While all of this is going on, Dr. Menard (Richard Johnson), is busy treating his alcoholic wife (Olga Karlatos) like crap and defying the warnings of the locals by experimenting on the mysteriously sick in his makeshift church/hospital.  He is determined to find the cause of all this weirdness and rotting flesh, and oh yeah, the re-animation.  He believes in science, not voodoo, dammit!  His poor assistant is left with Lucas, a local, to bury the dead, head-shot villagers, as he goes to investigate flares sent up by the NYC gang when they arrive at the island.

Little does Dr. Menard know that the sickness has spread, and so have the undead.  In fact, one gets into his house and to his wife.  When Dr. Menard collects the NYC gang, he recounts how he knew Anne’s father and how he had to dispatch of him after his death.  The gang are puzzled and want to help, but, Dr. Menard only asks them to check on his wife.  When they arrive at the house, they walk in on zombies eating Mrs. Menard buffet style.  horrified, they narrowly escape only to crash their jeep after hitting a wandering undead.  More zombie fighting occurs when they stop in an ancient graveyard, and they lose Susan to a nasty biter.  They eventually reach the hospital where a gruesome standoff plays out.

Shovel in a zombie face!  Dr.

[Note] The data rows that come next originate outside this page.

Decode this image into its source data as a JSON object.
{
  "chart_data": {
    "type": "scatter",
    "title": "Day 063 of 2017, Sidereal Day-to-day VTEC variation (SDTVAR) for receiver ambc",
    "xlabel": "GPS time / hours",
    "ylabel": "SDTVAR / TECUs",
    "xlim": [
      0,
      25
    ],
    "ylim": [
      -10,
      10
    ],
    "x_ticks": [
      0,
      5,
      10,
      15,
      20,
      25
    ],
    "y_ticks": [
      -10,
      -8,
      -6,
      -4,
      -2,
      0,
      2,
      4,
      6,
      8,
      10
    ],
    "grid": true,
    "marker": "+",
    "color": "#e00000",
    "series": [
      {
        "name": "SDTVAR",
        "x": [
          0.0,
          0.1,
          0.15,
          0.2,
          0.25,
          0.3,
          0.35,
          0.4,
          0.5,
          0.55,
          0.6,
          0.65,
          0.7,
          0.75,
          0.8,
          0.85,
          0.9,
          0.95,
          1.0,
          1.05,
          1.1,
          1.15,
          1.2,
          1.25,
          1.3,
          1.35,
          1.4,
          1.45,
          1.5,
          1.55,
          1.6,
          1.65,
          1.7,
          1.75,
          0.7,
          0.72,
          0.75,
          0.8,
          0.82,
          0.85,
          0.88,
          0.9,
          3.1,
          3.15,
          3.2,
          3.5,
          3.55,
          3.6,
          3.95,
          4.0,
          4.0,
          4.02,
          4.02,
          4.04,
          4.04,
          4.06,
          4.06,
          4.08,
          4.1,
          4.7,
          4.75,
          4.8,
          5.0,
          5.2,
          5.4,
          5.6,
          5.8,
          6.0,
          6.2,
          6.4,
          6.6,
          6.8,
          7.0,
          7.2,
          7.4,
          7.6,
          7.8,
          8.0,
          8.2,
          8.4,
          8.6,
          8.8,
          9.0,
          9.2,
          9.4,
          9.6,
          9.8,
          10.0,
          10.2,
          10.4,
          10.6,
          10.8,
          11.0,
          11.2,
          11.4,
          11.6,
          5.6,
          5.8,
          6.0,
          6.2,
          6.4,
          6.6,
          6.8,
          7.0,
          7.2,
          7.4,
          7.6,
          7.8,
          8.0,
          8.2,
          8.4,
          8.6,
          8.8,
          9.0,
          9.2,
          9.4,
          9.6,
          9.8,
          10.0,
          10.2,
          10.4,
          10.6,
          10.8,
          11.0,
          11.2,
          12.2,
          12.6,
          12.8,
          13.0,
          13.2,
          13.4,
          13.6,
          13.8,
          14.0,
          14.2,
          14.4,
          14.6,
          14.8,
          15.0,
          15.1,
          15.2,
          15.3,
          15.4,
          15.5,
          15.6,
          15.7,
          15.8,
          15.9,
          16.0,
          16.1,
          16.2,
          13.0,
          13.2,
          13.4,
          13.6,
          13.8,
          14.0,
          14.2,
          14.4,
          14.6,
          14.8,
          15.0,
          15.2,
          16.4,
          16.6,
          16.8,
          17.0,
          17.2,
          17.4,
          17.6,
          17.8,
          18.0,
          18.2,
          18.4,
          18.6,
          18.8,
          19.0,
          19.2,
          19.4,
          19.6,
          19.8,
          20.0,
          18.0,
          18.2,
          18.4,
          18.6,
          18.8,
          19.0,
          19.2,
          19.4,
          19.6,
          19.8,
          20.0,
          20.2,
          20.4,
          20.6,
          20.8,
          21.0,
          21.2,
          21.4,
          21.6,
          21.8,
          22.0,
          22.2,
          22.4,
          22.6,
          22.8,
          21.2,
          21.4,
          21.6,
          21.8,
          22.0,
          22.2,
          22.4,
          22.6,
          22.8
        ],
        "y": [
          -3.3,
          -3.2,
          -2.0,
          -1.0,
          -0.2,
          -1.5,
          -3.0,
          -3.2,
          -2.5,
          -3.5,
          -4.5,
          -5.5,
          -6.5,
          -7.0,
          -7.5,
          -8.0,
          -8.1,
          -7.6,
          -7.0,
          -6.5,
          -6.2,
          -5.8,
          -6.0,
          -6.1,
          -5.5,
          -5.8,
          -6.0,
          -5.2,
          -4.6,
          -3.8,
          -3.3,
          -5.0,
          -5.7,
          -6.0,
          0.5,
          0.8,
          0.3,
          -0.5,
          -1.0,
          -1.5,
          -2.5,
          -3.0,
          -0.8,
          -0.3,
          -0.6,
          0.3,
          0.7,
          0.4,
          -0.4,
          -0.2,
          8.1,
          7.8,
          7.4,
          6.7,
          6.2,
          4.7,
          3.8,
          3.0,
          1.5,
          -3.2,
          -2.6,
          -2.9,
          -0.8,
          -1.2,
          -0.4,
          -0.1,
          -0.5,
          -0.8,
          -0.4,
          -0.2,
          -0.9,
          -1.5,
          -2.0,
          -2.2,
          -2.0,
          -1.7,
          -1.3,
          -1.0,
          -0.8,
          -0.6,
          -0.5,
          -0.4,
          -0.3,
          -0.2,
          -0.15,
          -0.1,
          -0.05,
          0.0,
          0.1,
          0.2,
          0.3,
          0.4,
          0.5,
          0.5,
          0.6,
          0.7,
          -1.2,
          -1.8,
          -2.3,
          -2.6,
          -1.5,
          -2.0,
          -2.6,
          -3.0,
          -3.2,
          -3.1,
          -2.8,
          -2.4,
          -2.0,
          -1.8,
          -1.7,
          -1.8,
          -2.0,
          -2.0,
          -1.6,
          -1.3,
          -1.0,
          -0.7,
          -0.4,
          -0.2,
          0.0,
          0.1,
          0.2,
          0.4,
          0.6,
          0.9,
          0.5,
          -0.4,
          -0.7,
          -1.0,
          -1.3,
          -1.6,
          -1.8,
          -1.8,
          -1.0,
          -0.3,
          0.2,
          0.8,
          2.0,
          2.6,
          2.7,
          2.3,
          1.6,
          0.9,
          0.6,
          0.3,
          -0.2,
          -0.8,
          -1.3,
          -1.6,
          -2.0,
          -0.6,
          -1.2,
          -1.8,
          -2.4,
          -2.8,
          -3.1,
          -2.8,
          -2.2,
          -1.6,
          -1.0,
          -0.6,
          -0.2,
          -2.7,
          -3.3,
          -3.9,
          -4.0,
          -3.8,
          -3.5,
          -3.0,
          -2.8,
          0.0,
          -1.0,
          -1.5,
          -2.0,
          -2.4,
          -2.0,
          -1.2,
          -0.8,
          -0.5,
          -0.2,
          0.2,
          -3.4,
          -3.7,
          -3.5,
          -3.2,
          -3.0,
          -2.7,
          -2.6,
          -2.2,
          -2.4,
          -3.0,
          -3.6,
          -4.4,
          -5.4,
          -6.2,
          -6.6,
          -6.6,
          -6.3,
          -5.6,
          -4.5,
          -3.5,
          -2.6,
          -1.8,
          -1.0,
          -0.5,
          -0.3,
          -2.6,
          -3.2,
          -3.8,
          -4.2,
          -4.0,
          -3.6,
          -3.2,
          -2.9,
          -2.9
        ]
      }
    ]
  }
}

Menard gets bit by Fritz “the only other white man on the island”!  Lucas gets bit!  The assistant gets bit!  The NYC gang still carry on by serving molotov cocktails at this not-so-happy hour.  Who’s driving, ’cause the kids are getting fired up!

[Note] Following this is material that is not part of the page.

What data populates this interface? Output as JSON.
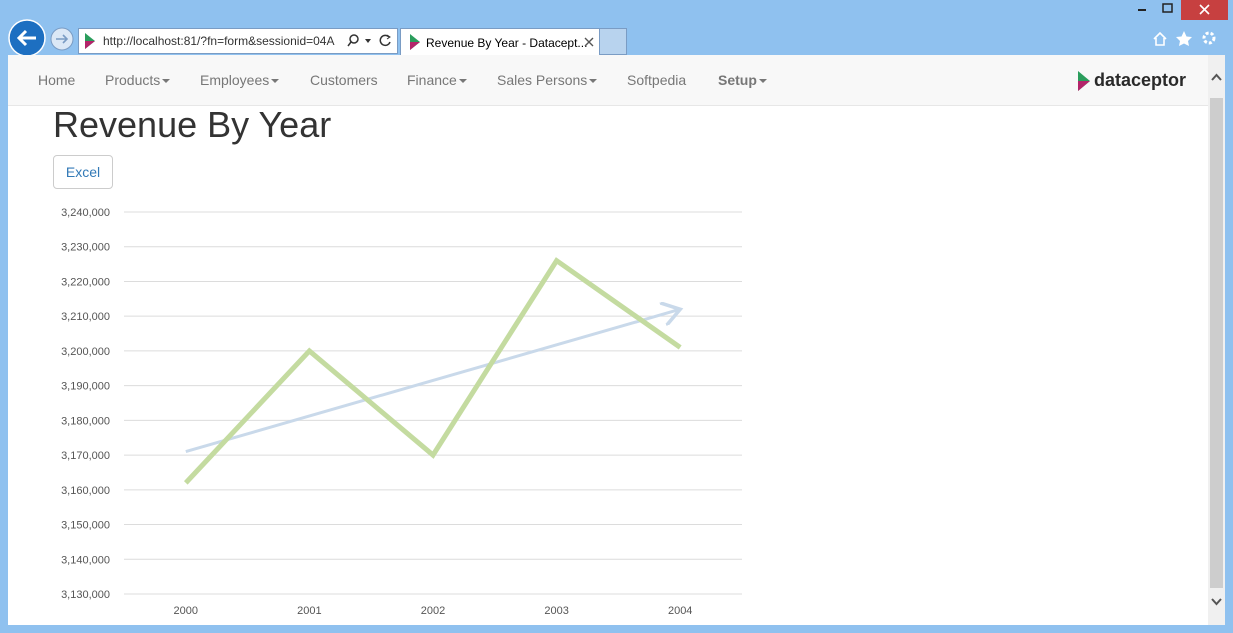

Anne, Brian and Peter fight their way out and almost make it to the boat, but yup, Susan comes back to life.  And takes a chunk out of Brian.  They decide to take him with them anyway, and leave the burning zombies as they set off back to NYC.  Which, it turns out, is also infested.  Talk about up the creek!  And all Susan and Brian wanted was some R & R.  Looks like all they got was “arrrrrrrgh” and “arrrrrrrgh”.  Sorry, couldn’t resist.

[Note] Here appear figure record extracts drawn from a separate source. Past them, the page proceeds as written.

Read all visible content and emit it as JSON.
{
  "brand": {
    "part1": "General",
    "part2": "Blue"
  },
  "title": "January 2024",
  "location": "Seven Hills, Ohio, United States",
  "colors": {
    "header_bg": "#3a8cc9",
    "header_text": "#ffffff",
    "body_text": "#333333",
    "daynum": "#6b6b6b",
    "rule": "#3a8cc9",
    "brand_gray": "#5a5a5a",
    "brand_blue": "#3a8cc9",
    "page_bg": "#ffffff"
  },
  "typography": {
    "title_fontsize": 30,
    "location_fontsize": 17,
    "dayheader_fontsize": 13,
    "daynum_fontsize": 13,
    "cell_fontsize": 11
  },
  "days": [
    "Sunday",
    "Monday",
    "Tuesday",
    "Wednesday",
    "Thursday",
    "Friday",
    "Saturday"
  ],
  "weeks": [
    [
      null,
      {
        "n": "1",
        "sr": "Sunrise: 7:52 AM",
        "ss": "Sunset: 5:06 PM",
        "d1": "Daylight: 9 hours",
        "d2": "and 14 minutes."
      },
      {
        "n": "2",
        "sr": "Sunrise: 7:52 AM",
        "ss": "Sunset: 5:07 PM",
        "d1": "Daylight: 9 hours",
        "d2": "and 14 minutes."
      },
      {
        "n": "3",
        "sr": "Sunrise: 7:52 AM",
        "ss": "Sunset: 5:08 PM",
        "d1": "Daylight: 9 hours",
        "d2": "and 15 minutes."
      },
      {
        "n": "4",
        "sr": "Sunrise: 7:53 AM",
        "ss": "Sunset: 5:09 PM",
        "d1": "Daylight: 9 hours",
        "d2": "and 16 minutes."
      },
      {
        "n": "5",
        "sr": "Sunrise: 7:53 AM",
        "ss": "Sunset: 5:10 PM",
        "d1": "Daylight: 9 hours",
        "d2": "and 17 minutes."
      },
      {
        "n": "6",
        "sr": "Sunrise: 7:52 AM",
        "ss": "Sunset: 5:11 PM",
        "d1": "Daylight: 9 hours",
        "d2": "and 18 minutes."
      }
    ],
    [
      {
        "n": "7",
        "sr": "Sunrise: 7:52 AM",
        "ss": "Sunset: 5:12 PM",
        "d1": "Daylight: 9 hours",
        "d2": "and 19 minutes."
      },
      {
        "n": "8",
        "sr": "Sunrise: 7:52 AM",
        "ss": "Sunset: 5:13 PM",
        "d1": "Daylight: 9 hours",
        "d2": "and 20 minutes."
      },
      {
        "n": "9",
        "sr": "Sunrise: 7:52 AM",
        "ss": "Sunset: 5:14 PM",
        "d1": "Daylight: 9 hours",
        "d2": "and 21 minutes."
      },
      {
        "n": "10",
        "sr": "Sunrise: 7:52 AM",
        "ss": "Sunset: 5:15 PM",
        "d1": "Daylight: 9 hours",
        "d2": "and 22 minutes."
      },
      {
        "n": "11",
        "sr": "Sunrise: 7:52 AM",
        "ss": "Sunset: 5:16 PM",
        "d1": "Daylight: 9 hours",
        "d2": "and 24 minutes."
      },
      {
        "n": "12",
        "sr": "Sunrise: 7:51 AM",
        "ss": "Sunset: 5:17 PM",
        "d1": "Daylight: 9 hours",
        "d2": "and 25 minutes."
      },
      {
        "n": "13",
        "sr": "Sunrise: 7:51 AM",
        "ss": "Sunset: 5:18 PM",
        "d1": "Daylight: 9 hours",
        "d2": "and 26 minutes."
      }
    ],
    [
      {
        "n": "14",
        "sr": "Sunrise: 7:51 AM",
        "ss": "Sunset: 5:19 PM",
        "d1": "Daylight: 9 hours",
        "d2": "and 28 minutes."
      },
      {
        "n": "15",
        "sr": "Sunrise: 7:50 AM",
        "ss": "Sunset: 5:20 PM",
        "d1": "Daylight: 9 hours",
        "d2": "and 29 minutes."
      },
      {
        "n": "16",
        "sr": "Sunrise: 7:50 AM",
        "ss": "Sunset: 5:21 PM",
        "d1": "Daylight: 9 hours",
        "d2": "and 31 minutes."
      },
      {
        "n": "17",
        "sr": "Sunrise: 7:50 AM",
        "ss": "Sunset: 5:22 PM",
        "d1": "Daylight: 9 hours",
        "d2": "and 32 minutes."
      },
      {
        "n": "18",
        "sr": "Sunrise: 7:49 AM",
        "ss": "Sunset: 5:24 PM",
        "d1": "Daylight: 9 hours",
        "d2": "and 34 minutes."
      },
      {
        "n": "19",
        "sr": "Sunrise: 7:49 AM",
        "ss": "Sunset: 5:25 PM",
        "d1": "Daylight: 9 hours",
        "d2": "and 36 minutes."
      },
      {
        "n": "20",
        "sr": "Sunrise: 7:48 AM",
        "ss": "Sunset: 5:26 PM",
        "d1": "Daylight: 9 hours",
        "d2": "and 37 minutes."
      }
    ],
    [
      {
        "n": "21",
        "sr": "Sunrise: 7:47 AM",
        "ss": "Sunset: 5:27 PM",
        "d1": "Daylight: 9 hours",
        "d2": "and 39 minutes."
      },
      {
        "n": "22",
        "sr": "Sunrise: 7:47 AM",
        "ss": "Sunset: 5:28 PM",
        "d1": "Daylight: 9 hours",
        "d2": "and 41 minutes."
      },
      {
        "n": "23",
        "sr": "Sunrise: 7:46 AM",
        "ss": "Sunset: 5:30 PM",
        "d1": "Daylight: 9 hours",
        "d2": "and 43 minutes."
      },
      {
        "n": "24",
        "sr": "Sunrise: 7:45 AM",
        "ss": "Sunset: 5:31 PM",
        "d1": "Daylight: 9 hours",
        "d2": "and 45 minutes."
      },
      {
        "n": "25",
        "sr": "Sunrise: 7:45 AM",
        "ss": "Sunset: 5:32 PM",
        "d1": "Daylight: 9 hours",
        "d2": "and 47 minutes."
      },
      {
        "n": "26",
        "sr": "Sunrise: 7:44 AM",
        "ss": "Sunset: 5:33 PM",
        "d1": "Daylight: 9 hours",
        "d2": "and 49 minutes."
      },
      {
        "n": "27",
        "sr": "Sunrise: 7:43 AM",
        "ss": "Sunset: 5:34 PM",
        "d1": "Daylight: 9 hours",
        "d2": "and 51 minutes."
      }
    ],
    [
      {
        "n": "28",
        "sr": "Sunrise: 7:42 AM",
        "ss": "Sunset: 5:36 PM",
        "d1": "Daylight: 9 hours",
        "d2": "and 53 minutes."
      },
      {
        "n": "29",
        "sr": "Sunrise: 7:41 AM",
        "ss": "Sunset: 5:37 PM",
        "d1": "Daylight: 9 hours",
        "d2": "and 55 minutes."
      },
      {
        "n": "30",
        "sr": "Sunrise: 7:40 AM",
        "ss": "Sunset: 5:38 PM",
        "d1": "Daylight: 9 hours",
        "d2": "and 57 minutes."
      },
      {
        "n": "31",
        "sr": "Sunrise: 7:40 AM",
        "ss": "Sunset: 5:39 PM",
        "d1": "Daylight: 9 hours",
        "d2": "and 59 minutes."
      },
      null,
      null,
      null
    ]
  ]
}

This was a total zombie romp.  I loved the zombie close-ups as they rose from the grave, maggots squirming and dropping out of eye sockets.  The zombie effects were pretty gruesome and great for that time.  I did find the dramatic pauses before  someone got the bite-down to be a bit much.  And the obvious dubbing, although dubbed movies have this weird charm for me.  As for Tisa Farrow, well, I wasn’t quite convinced.  Too many vacant stares, minus the zombie bite. But a gal’s gotta try!

Most Memorable Line:  When we get an overview shot of the drifting boat, a radio voice states that the “Skipper of that craft must be a real turkey!”  Um, don’t you mean “Jive Turkey”?

Favourite Scene: Has to be the fight scene between the zombie and shark.  Close second is when a zombie tries to climb through a window and Brian nails him in the face with a shovel.  Sweeeet!!